Die, die damals gekommen sind, sehen sich nicht unbedingt als Geflüchtete. Das ist heute anders: Die Menschen, die jetzt kommen, können eher den Bezug zum Kolonialismus herstellen. Viele sind vor Krieg geflohen. Bei denen, die in den letzten Jahren gekommen sind, sehen wir alte geopolitische Problemlagen, die es schon länger gab, die sich jetzt aber verschärft haben.

Welche Formen der Selbstorganisierung oder des Empowerment sehen Sie rund um den Steindamm?

 

Die Straßen rund um den Steindamm bieten eine wichtige Infrastruktur. Für viele nicht-europäische Ankommende ist dies der Ort, wo sie den ersten Schritt machen können. Es ist ein zentraler Ort in Hamburg, wo ich immer jemanden mit meiner Herkunftssprache finde, der mir weiterhelfen kann. Es gibt Telefonläden, Büros für Geldtransfer und Bestattungswesen. Bis vor Kurzem gab es das Lampedusa-Zelt, das ein zentraler Ort für Neuankommende war.

Lampedusa-Zelt

„Lampedusa in Hamburg“, eine Gruppe von Geflüchteten, die nach dem Libyen-Krieg über Italien nach Hamburg kamen und seit vielen Jahren eine Anerkennung als asylberechtigtes Kollektiv einfordern, hat 2013 das Lampedusa-Zelt als zentralen Austauschort für Geflüchtete errichtet. Im März 2020 wurde das als Dauermahnwache angemeldete Zelt zum „Infektionsschutz“ von der Polizei geräumt, obwohl die Veranstalter Corona-Auflagen eingehalten haben. Nun befürchten sie, dass das Zelt auch nach der Pandemie nicht mehr an dem zentralen Ort aufgestellt werden darf. [Anmerkung Anke Schwarzer]

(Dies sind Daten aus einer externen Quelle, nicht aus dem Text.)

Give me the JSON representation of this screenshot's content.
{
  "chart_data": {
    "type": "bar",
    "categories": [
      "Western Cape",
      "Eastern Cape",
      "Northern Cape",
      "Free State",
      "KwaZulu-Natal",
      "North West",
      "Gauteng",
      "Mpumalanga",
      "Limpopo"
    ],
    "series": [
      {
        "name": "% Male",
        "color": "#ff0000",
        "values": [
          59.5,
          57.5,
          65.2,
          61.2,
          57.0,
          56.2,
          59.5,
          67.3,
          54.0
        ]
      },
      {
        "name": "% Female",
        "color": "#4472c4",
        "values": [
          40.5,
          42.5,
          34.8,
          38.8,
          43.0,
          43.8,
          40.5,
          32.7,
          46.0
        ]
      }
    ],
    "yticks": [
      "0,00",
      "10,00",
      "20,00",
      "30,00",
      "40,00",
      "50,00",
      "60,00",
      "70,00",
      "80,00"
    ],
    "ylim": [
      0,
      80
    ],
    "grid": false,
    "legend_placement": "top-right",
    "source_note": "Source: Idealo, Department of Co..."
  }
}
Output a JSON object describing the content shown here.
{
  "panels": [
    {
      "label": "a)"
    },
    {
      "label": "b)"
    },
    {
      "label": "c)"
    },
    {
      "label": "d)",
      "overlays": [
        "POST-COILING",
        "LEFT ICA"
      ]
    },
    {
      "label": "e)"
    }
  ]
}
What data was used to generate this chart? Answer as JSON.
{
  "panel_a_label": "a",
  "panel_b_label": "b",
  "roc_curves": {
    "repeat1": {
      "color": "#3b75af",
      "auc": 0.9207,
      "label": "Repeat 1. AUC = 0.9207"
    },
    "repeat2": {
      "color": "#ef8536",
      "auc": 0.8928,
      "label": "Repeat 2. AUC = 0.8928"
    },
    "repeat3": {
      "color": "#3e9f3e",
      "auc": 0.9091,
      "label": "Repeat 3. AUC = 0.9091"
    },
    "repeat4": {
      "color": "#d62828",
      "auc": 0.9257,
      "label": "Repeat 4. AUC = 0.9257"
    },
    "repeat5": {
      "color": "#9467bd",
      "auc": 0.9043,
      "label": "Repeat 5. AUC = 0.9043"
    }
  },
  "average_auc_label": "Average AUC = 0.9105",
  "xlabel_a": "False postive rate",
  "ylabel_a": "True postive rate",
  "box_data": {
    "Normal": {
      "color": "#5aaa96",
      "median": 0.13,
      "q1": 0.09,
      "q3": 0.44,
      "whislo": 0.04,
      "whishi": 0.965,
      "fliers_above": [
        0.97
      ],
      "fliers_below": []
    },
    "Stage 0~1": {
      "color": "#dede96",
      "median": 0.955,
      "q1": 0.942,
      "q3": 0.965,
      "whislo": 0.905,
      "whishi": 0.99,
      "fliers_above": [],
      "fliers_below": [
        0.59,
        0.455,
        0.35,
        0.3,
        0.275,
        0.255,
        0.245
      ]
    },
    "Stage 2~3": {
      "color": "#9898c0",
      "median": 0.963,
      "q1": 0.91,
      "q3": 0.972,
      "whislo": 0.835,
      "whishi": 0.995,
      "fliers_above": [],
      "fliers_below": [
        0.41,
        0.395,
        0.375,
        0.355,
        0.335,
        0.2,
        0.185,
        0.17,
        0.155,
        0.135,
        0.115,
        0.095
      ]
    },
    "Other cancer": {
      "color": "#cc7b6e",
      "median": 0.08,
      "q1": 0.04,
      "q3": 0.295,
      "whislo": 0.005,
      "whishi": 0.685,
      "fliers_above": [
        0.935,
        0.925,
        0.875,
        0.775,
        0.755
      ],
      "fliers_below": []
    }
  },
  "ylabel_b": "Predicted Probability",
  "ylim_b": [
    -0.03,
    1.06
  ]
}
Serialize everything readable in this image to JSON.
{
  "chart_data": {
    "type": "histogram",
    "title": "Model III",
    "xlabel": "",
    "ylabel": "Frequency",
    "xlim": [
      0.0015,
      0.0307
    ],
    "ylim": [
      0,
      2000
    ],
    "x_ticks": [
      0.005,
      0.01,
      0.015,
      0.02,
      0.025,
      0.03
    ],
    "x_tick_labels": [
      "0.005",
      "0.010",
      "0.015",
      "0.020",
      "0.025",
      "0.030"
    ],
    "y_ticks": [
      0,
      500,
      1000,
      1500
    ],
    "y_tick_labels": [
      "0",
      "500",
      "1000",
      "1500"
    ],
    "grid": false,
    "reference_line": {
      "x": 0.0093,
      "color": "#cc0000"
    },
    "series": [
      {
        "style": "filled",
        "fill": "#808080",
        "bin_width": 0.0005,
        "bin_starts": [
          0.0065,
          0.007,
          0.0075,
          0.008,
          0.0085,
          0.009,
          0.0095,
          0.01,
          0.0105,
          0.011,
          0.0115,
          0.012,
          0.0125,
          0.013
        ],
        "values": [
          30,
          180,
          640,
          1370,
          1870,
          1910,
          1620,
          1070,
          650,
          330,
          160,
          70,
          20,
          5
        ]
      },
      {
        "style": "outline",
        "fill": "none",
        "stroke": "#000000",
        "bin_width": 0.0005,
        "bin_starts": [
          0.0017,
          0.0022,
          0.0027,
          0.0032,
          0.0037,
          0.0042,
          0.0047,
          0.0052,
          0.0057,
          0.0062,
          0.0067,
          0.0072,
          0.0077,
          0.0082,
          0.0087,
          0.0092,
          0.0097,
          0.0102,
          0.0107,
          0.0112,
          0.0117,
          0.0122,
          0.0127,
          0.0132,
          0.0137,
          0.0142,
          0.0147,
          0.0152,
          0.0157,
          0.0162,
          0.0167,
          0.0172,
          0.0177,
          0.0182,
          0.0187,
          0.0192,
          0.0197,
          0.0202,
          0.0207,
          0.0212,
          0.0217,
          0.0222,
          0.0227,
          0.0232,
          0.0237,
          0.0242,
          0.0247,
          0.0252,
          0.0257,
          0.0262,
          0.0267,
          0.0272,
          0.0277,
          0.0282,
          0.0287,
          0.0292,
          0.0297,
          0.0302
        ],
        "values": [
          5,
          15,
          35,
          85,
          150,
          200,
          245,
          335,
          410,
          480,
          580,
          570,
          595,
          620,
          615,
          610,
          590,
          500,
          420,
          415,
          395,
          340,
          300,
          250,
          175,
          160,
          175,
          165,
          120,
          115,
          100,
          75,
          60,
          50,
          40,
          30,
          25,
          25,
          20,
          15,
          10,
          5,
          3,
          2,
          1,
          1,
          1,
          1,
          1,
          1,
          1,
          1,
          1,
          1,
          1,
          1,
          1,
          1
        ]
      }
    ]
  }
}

Die jüngere Generation sieht, dass die Eltern gekommen und geblieben sind. Und dass sie selber auch nicht mehr gehen, sondern in der Stadt bleiben werden. Es gibt bei den Jüngeren die Tendenz, sich stärker mit Hamburg zu identifizieren. Ich könnte mir gut vorstellen, dass sie das auch stärker nach außen tragen und dass sie sich trauen, die Themen rund um die kolonialen Erfahrungen ihrer Vorfahren in die Öffentlichkeit zu bringen. Die junge Generation sieht sich nicht mehr als Gast wie noch viele Ältere, die dachten, dass sie keine Rechte hätten, sich sichtbar zu machen – und für die es vielleicht auch häufig besser war, unsichtbar zu bleiben. Das wird sich mit der neuen Generation ändern, die selbstbewusster auftreten wird. Vielleicht sehen wir das auch im Straßenbild. Es gibt verschiedene politische Initiativen im Stadtteil, Aktionen und Bildungsarbeit. Vielleicht wird es auch Schilder oder Informationstafeln zu bestimmten Themen geben, denn für die jüngere Generation ist Deutsch mittlerweile die Alltagssprache. Das Straßenbild wird sich sicher ändern; man muss schauen, wie sich das Viertel mit den teuren Hotels und Wohnungen in den nächsten Jahren weiterentwickelt.